Spotify is undergoing another round of layoffs, this time impacting a major pillar of the company’s growth strategy: its podcast division.
Sahar Elhabashi, the head of Spotify’s podcast unit, said in an email to staff that the cuts would impact roughly 200 people, or 2% of total staff.
In Q1, Spotify’s podcast ad revenue was up by roughly 20% year-over-year, which the company said was driven by impression and CPM growth for its original and exclusive podcasts. In his email to staff, Elhabashi said the company would be expanding its partnership efforts in a way that was “tailored” to each show and creator.
“This fundamental pivot from a more uniform proposition will allow us to support the creator community better,” Elhabashi wrote. “However, doing so requires adapting; over the past few months, our senior leadership team has worked closely with HR to determine the optimal organization for this next chapter.”
In addition to deals with high-profile personalities like Joe Rogan, Spotify’s podcast strategy has also included acquiring studios such as Gimlet, Parcast and The Ringer.
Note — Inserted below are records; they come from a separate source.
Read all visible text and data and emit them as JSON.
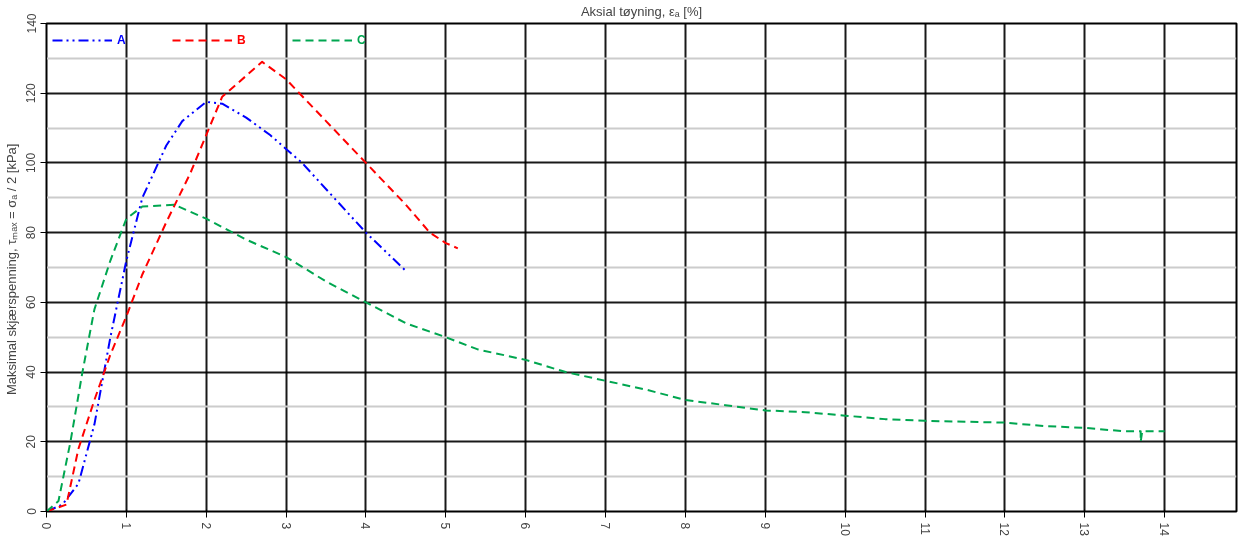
{
  "chart_data": {
    "type": "line",
    "xlabel": "Aksial tøyning, εₐ [%]",
    "ylabel": "Maksimal skjærspenning, τₘₐₓ = σₐ / 2  [kPa]",
    "xlim": [
      0,
      14.9
    ],
    "xticks": [
      0,
      1,
      2,
      3,
      4,
      5,
      6,
      7,
      8,
      9,
      10,
      11,
      12,
      13,
      14
    ],
    "ylim": [
      0,
      140
    ],
    "yticks": [
      0,
      20,
      40,
      60,
      80,
      100,
      120,
      140
    ],
    "grid": true,
    "legend": "top left",
    "marker": "none",
    "series": [
      {
        "name": "A",
        "color": "#0000ff",
        "line_style": "dashdot",
        "x": [
          0,
          0.2,
          0.4,
          0.6,
          0.8,
          1.0,
          1.2,
          1.5,
          1.7,
          2.0,
          2.2,
          2.5,
          2.8,
          3.2,
          3.6,
          4.0,
          4.5
        ],
        "values": [
          0,
          2,
          8,
          25,
          50,
          72,
          90,
          105,
          112,
          117.5,
          117,
          113,
          108,
          100,
          90,
          80,
          69
        ]
      },
      {
        "name": "B",
        "color": "#ff0000",
        "line_style": "dashed",
        "x": [
          0,
          0.25,
          0.4,
          0.6,
          0.8,
          1.0,
          1.2,
          1.5,
          1.8,
          2.0,
          2.2,
          2.7,
          3.0,
          3.5,
          4.0,
          4.5,
          4.8,
          5.0,
          5.15
        ],
        "values": [
          0,
          2,
          18,
          32,
          45,
          56,
          68,
          83,
          97,
          108,
          119,
          129,
          124,
          112,
          100,
          88,
          80,
          77,
          75.5
        ]
      },
      {
        "name": "C",
        "color": "#00a650",
        "line_style": "dashed",
        "x": [
          0,
          0.15,
          0.3,
          0.45,
          0.6,
          0.8,
          1.0,
          1.2,
          1.6,
          2.0,
          2.5,
          3.0,
          3.5,
          4.0,
          4.5,
          5.0,
          5.4,
          6.0,
          6.5,
          7.0,
          7.5,
          8.0,
          8.5,
          9.0,
          9.5,
          10.0,
          10.5,
          11.0,
          12.0,
          12.5,
          13.0,
          13.5,
          13.7,
          13.7,
          13.72,
          14.0
        ],
        "values": [
          0,
          3,
          20,
          40,
          58,
          72,
          84,
          87.5,
          88,
          84,
          78,
          73,
          66,
          60,
          54,
          50,
          46.5,
          43.5,
          40,
          37.5,
          35,
          32,
          30.5,
          29,
          28.5,
          27.5,
          26.5,
          26,
          25.5,
          24.5,
          24,
          23,
          23,
          20,
          23,
          23
        ]
      }
    ]
  }
}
In addition to layoffs, Spotify announced that it would be combining the operations of Gimlet (which produces shows such as Science Vs. and Heavyweight) and Parcast (which produces a range of true crime, mystery and history programs). The combined Spotify Studios division will continue to produce new shows, with a greater focus on “always-on” programming that drives more listener loyalty and advertiser interest (Gimlet shows, in particular, tend to take a seasonal approach, with extended gaps in between as the next round of episodes is produced).
Earlier this year, Spotify laid off 6% of its staff, including chief content and advertising business officer Dawn Ostroff, who had been credited with leading the company’s podcasting push.
Many digital media companies have struggled in 2023 amid economic pressures and lagging advertiser demand. In April, Vice’s audio team was let go as part of wider layoffs at the company, which came just weeks before it filed for bankruptcy protection.